Palladium nanoparticles stabilized by reagents like polymers, dendrimers, ionic liquids, macrocycles and distinct organic ligands having hetero donor atoms etc., have owned a fair share of the experimental progress in the field of palladium-based catalysis1. In our group solvent mediated ligand free palladium nanoparticles (LF-PdNPs) had been synthesized without using any external stabilizing and reducing agent and the material was utilized in different -C-C- coupling reactions such as Suzuki, Sonogashira and subsequent synthesis of benzofurans and isobenzofurans2. Recently synthesis and catalytic usage of palladium nanoparticles in different organic transformations under aqueous condition was explored3.

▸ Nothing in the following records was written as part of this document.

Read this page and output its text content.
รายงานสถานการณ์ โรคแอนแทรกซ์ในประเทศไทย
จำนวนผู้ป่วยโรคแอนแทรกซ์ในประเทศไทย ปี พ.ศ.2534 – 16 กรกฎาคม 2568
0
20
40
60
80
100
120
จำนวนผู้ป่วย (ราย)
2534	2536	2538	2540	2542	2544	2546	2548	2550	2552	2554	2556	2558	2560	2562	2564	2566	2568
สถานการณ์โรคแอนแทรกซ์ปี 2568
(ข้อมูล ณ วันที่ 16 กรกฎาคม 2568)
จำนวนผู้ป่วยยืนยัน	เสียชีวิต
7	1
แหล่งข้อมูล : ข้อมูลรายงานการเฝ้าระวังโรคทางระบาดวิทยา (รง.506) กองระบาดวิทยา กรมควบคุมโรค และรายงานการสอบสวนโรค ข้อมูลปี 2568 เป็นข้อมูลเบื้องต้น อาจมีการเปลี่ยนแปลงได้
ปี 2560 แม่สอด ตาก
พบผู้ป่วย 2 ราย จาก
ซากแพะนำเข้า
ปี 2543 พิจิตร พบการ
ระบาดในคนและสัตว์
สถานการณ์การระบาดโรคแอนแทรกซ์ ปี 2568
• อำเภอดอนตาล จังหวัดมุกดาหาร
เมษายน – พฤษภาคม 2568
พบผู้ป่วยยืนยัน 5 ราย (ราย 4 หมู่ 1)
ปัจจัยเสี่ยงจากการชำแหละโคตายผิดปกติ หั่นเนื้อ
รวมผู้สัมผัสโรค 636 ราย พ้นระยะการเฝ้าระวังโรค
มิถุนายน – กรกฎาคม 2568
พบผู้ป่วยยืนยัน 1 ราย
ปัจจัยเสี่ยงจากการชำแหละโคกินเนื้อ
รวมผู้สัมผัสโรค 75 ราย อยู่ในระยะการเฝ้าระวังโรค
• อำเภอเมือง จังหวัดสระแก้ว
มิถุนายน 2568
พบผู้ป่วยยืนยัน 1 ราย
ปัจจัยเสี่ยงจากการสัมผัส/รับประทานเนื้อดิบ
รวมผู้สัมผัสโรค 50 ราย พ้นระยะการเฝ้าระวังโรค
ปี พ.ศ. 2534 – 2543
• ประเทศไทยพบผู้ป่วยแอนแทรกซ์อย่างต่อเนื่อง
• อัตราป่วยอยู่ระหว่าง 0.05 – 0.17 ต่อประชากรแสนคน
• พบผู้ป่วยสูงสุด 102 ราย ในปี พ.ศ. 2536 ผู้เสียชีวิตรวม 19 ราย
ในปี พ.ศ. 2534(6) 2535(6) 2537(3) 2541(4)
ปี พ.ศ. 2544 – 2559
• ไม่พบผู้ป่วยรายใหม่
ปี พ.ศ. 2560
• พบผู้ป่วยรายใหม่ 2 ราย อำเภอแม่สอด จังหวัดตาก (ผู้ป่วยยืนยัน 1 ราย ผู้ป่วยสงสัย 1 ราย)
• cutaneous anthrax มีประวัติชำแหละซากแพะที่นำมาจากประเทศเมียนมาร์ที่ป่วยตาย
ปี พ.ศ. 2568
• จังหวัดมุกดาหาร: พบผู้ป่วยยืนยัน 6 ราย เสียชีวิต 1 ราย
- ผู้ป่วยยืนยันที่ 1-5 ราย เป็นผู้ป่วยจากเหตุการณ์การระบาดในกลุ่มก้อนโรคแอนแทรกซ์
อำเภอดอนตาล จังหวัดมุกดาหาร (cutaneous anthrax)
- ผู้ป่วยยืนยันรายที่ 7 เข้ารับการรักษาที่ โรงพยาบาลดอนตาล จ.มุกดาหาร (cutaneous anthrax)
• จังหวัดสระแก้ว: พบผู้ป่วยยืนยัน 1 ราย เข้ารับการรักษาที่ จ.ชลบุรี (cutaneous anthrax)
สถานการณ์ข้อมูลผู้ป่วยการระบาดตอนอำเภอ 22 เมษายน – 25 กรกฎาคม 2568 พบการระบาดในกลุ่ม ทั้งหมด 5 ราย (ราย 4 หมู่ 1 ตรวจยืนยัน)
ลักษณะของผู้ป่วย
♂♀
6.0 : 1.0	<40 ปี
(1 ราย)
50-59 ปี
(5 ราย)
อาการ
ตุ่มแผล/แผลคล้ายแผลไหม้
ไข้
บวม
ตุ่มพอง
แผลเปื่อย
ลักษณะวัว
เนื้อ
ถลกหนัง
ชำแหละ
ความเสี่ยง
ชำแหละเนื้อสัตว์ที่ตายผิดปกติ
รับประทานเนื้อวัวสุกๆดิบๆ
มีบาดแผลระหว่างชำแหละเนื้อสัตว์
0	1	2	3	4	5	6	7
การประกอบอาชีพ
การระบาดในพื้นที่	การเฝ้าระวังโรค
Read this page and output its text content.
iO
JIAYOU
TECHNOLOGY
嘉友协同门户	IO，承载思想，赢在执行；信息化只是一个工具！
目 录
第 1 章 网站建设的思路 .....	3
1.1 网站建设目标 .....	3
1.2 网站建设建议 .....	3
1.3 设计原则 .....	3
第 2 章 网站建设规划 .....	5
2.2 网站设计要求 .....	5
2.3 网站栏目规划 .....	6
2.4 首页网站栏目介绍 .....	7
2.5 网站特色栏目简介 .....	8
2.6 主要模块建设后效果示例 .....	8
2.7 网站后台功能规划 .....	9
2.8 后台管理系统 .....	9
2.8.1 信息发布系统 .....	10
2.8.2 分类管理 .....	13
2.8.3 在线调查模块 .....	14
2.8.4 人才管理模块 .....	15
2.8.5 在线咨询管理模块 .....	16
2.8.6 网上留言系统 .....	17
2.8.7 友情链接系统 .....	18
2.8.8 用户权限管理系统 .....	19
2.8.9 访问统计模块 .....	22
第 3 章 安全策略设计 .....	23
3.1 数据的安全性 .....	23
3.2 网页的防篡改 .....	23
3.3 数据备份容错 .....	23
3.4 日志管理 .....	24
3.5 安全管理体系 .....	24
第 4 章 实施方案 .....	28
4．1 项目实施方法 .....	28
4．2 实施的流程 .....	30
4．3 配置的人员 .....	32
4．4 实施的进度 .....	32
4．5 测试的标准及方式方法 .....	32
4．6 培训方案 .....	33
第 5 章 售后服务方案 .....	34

In this work, LF-PdNPs were prepared in MeOH/MeCN mixture following already established method of our laboratory. Pentaerythritol (PE) stabilized palladium nanoparticles (PdNPs/PE) were also prepared in water medium by exploiting the reducing and stabilizing capabilities of PE. Mixed reagents containing PE along with one other among tannic acid (TA), sodium dodecyl sulphate (SDS), triton-X and graphene oxide (GO) were employed for the synthesis of PdNPs like (PdNPs/PE/TA), (PdNPs/PE/SDS) and (PdNPs/PE/GO). All of these pentaerythritol stabilized palladium nanoparticles with and without an additional stabilizer were characterized by several physico-chemical techniques like UV-Vis, PXRD, HR-SEM, EDS and XPS.

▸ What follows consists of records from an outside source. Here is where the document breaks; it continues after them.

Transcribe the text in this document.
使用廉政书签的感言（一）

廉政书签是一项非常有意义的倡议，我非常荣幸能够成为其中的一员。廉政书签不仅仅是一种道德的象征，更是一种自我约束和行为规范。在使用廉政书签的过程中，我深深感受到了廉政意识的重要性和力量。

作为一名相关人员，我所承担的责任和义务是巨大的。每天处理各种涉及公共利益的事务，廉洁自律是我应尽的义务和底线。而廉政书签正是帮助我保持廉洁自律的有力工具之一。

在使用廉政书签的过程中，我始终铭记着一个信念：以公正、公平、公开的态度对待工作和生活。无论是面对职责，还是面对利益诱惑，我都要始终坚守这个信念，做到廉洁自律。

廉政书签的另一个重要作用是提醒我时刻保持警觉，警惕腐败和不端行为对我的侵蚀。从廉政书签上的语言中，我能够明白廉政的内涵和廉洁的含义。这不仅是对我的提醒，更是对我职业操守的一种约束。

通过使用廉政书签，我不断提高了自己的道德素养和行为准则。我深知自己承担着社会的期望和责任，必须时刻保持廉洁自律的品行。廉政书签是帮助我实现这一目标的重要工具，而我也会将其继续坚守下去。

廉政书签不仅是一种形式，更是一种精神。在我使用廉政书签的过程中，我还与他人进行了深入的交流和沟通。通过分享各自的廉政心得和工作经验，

Keeping in mind the high hydrogen affinity of palladium, the catalytic effectivity of ligand free palladium nanoparticles (LF-PdNPs) was explored in chemoselective hydrogenation of different organic functionalities such as >C=C (in chalcones, α,β-benzylidine-1,3-diketones and unsaturated esters), -C≡C- (in biaryl acetyenes) and –NO2 (in aromatic and aliphatic nitro compounds) using gaseous hydrogen (H2). The respective products were obtained in very good to moderate yields.
LF-PdNPs catalyzed semi-hydrogenation of internal alkynes remained unsatisfactory when attempted using H2 under aqueous condition. Pentaerythritol stabilized palladium nanoparticles (PdNPs/PE) was then utilized under the same reaction condition wherein formic acid and hydrazine hydrate were employed and found to be effective as hydrogenating agents. Reproducibility in terms of ratios of cis-trans isomers of the product was noticed. Later pentaerythritol stabilized palladium nanoparticles with additional stabilizers namely PdNPs/PE/TA and PdNPs/PE/SDS were employed as catalyst in the semi-hydrogen reaction and the above-mentioned reproducibility was somewhat controlled.
References:
1. (a) Balanta, A.; Godard, C.; Claver, C. Chem. Soc. Rev. 2011, 40, 4973-4985; (b) Athilakshmi, J.; Chand, D. K. J. Chem. Sci. 2011, 123, 875-881; (c) Astruc, D.; Lu, F.; Aranzaes, J. R. Angew. Chem. Int. Ed. 2005, 44, 7852-7872.
2. (a) Athilakshmi, J.; Ramanathan, S.; Chand, D. K. Tetrahedron Lett. 2008, 49, 5286-5288; (b) Mandali, P. K.; Chand, D. K. Catal. Commun. 2013, 31, 16-20; (c) Mandali, P. K.; Chand, D. K. Catal. Commun. 2014, 47, 40-44; (d) Mandali, P. K.; Chand, D. K. Synthesis 2015, 47, 1661-1668.
3. (a) Dai, B.; Zhou, Y.; Liu, C.; Chen, J.; Shen, Z.; Zhao, Y. J. Chem. Res. 2020, 45, 540-544; (b) Feng, J.; Handa, S.; Gallou, F.; Lipshutz, B. H. Angew. Chem. Int. Ed. 2016, 55, 8979-8983; (c) Ansari, T. N.; Jasinsk, J. B.; Leahy, D. K.; Handa, S. JACS Au 2021, 1, 308-315.